The chapter opens with an estate auction. The narrator muses about how quickly life can change – one day a guy is rich, and the next all of his belongings are for sale to random strangers.
In any case, the next item up for auction is a portrait of a fat guy on an elephant. The painting is heckled and mocked, and finally a young couple (obviously Becky and Rawdon) buy it for a ridiculously low price.
The next auction item is a small piano. The young couple tries to buy it, but it is bought instead by a tall, gangly, awkward army officer (obviously Dobbin).
So what's going on? Well, the auction is selling off the property and household goods of the Sedleys. Mr. Sedley has gone bankrupt and has been kicked off the Stock Exchange. The Sedleys have had to move to a tiny house in a very low-rent part of London.

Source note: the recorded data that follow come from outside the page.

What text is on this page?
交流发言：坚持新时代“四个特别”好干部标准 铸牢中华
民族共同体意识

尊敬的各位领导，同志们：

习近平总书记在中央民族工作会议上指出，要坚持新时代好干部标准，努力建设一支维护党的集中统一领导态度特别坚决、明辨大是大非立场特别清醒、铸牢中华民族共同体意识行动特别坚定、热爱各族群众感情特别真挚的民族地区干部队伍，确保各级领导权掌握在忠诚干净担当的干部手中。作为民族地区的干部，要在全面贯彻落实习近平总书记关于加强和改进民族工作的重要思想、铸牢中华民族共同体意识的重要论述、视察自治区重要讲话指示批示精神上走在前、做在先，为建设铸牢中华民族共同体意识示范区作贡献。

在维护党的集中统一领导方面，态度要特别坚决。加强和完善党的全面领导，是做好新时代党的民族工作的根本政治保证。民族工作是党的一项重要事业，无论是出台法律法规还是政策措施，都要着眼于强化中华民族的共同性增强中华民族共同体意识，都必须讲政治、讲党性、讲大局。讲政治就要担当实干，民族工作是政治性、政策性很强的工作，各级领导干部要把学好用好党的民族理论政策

At the auction, some people bought things to give back to the Sedleys. The piano, for instance, was bought by Captain Dobbin, to return to Amelia.
Meanwhile, it's been a month since Becky left Miss Crawley's house. Miss Crawley still refuses to see Becky or Rawdon, and Mrs. Bute is still there. But so far, married life is nice for them, and Becky still puts on the full charm offensive.
The marriage is still secret and has not been published in the paper (which is what would normally happen when an aristocrat like Rawdon got married). The reason? Becky is worried that if all the people to whom Rawdon owes money find out that he has married a poor girl, they won't give him any more credit. And if they don't give him credit, there'll be nothing at all for them to live on.
The narrator does a little aside, explaining that manly, self-confident, aristocratic guys like Rawdon have figured out a way to live basically for free. They get credit on the strength of their family name and the expectation that when someone dies they'll get a big inheritance.